Photon-1 publishes an event that fridge door activity is occurring. Photon-2 subscribes to that event and lights an LED signifying that it has received the buzzer signal. As the LED turns on, Photon-2 publishes an event again and Photon-1 subscribes once more, signaling its LED to turn on. This indicates successful communication between the devices. Once the door position changes to closed, the buzzer and LEDs turn off.
The push button was connected by wire to the D3 pin and to a ground pin on photon 1. The buzzer was connected to the D4 pin and to a ground pin on photon 1. The LED is at D7 for both photons.
The refrigerator door activity data was collected using IFTTT. We created a applet that would record when "fridgeneedshelp" was published as an event in real time and this data was recorded onto a Google Sheet. The data plot below shows this open/close door event.
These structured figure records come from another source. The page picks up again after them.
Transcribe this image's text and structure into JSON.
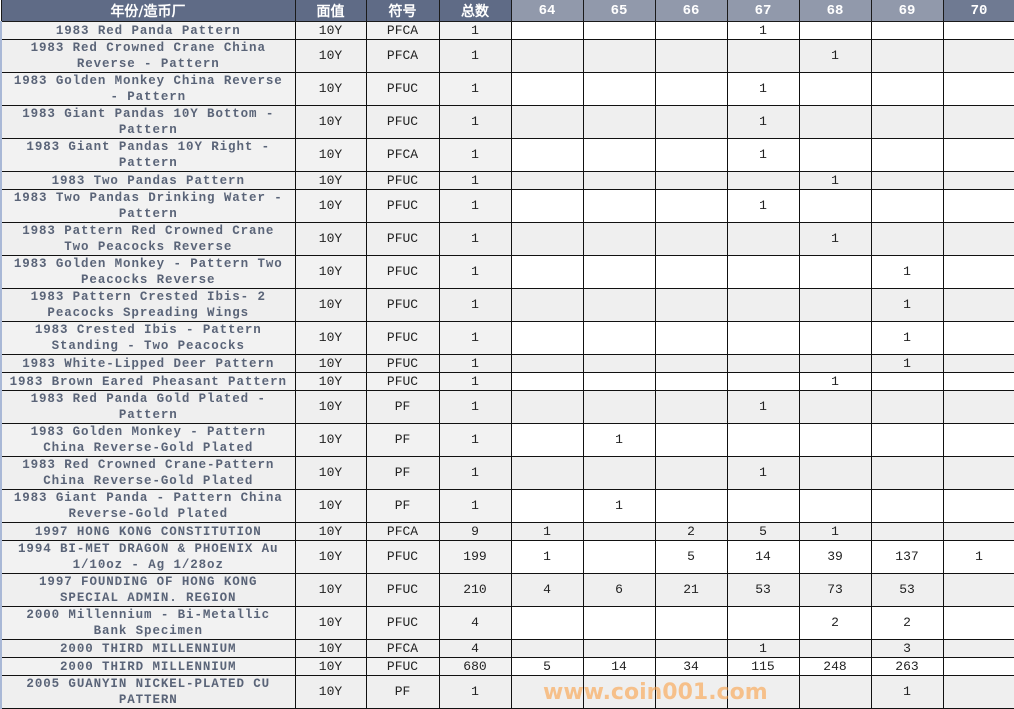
{
  "header": {
    "name": "年份/造币厂",
    "denomination": "面值",
    "designation": "符号",
    "total": "总数",
    "grades": [
      "64",
      "65",
      "66",
      "67",
      "68",
      "69",
      "70"
    ]
  },
  "rows": [
    {
      "name": "1983 Red Panda Pattern",
      "denomination": "10Y",
      "designation": "PFCA",
      "total": "1",
      "grades": [
        "",
        "",
        "",
        "1",
        "",
        "",
        ""
      ]
    },
    {
      "name": "1983 Red Crowned Crane China Reverse - Pattern",
      "denomination": "10Y",
      "designation": "PFCA",
      "total": "1",
      "grades": [
        "",
        "",
        "",
        "",
        "1",
        "",
        ""
      ]
    },
    {
      "name": "1983 Golden Monkey China Reverse - Pattern",
      "denomination": "10Y",
      "designation": "PFUC",
      "total": "1",
      "grades": [
        "",
        "",
        "",
        "1",
        "",
        "",
        ""
      ]
    },
    {
      "name": "1983 Giant Pandas 10Y Bottom - Pattern",
      "denomination": "10Y",
      "designation": "PFUC",
      "total": "1",
      "grades": [
        "",
        "",
        "",
        "1",
        "",
        "",
        ""
      ]
    },
    {
      "name": "1983 Giant Pandas 10Y Right - Pattern",
      "denomination": "10Y",
      "designation": "PFCA",
      "total": "1",
      "grades": [
        "",
        "",
        "",
        "1",
        "",
        "",
        ""
      ]
    },
    {
      "name": "1983 Two Pandas Pattern",
      "denomination": "10Y",
      "designation": "PFUC",
      "total": "1",
      "grades": [
        "",
        "",
        "",
        "",
        "1",
        "",
        ""
      ]
    },
    {
      "name": "1983 Two Pandas Drinking Water - Pattern",
      "denomination": "10Y",
      "designation": "PFUC",
      "total": "1",
      "grades": [
        "",
        "",
        "",
        "1",
        "",
        "",
        ""
      ]
    },
    {
      "name": "1983 Pattern Red Crowned Crane Two Peacocks Reverse",
      "denomination": "10Y",
      "designation": "PFUC",
      "total": "1",
      "grades": [
        "",
        "",
        "",
        "",
        "1",
        "",
        ""
      ]
    },
    {
      "name": "1983 Golden Monkey - Pattern Two Peacocks Reverse",
      "denomination": "10Y",
      "designation": "PFUC",
      "total": "1",
      "grades": [
        "",
        "",
        "",
        "",
        "",
        "1",
        ""
      ]
    },
    {
      "name": "1983 Pattern Crested Ibis- 2 Peacocks Spreading Wings",
      "denomination": "10Y",
      "designation": "PFUC",
      "total": "1",
      "grades": [
        "",
        "",
        "",
        "",
        "",
        "1",
        ""
      ]
    },
    {
      "name": "1983 Crested Ibis - Pattern Standing - Two Peacocks",
      "denomination": "10Y",
      "designation": "PFUC",
      "total": "1",
      "grades": [
        "",
        "",
        "",
        "",
        "",
        "1",
        ""
      ]
    },
    {
      "name": "1983 White-Lipped Deer Pattern",
      "denomination": "10Y",
      "designation": "PFUC",
      "total": "1",
      "grades": [
        "",
        "",
        "",
        "",
        "",
        "1",
        ""
      ]
    },
    {
      "name": "1983 Brown Eared Pheasant Pattern",
      "denomination": "10Y",
      "designation": "PFUC",
      "total": "1",
      "grades": [
        "",
        "",
        "",
        "",
        "1",
        "",
        ""
      ]
    },
    {
      "name": "1983 Red Panda Gold Plated - Pattern",
      "denomination": "10Y",
      "designation": "PF",
      "total": "1",
      "grades": [
        "",
        "",
        "",
        "1",
        "",
        "",
        ""
      ]
    },
    {
      "name": "1983 Golden Monkey - Pattern China Reverse-Gold Plated",
      "denomination": "10Y",
      "designation": "PF",
      "total": "1",
      "grades": [
        "",
        "1",
        "",
        "",
        "",
        "",
        ""
      ]
    },
    {
      "name": "1983 Red Crowned Crane-Pattern China Reverse-Gold Plated",
      "denomination": "10Y",
      "designation": "PF",
      "total": "1",
      "grades": [
        "",
        "",
        "",
        "1",
        "",
        "",
        ""
      ]
    },
    {
      "name": "1983 Giant Panda - Pattern China Reverse-Gold Plated",
      "denomination": "10Y",
      "designation": "PF",
      "total": "1",
      "grades": [
        "",
        "1",
        "",
        "",
        "",
        "",
        ""
      ]
    },
    {
      "name": "1997 HONG KONG CONSTITUTION",
      "denomination": "10Y",
      "designation": "PFCA",
      "total": "9",
      "grades": [
        "1",
        "",
        "2",
        "5",
        "1",
        "",
        ""
      ]
    },
    {
      "name": "1994 BI-MET DRAGON & PHOENIX Au 1/10oz - Ag 1/28oz",
      "denomination": "10Y",
      "designation": "PFUC",
      "total": "199",
      "grades": [
        "1",
        "",
        "5",
        "14",
        "39",
        "137",
        "1"
      ]
    },
    {
      "name": "1997 FOUNDING OF HONG KONG SPECIAL ADMIN. REGION",
      "denomination": "10Y",
      "designation": "PFUC",
      "total": "210",
      "grades": [
        "4",
        "6",
        "21",
        "53",
        "73",
        "53",
        ""
      ]
    },
    {
      "name": "2000 Millennium - Bi-Metallic Bank Specimen",
      "denomination": "10Y",
      "designation": "PFUC",
      "total": "4",
      "grades": [
        "",
        "",
        "",
        "",
        "2",
        "2",
        ""
      ]
    },
    {
      "name": "2000 THIRD MILLENNIUM",
      "denomination": "10Y",
      "designation": "PFCA",
      "total": "4",
      "grades": [
        "",
        "",
        "",
        "1",
        "",
        "3",
        ""
      ]
    },
    {
      "name": "2000 THIRD MILLENNIUM",
      "denomination": "10Y",
      "designation": "PFUC",
      "total": "680",
      "grades": [
        "5",
        "14",
        "34",
        "115",
        "248",
        "263",
        ""
      ]
    },
    {
      "name": "2005 GUANYIN NICKEL-PLATED CU PATTERN",
      "denomination": "10Y",
      "designation": "PF",
      "total": "1",
      "grades": [
        "",
        "",
        "",
        "",
        "",
        "1",
        ""
      ]
    }
  ],
  "watermark": "www.coin001.com",
  "colors": {
    "header": "#5f6b86",
    "header_grades": "#9199ab",
    "name_text": "#5a6478",
    "watermark": "#faa046"
  }
}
We did an experiment with our photons where we would have the button released for several minutes, and then press the button for at least 10 minutes, and then we would repeat. If you look at the 2 minute mark you can see the next event is at 12 minutes, this indicates that the door was closed between that time period. From the 19 minute mark, the next mark is at 32, which indicates that the fridge was closed during this time period.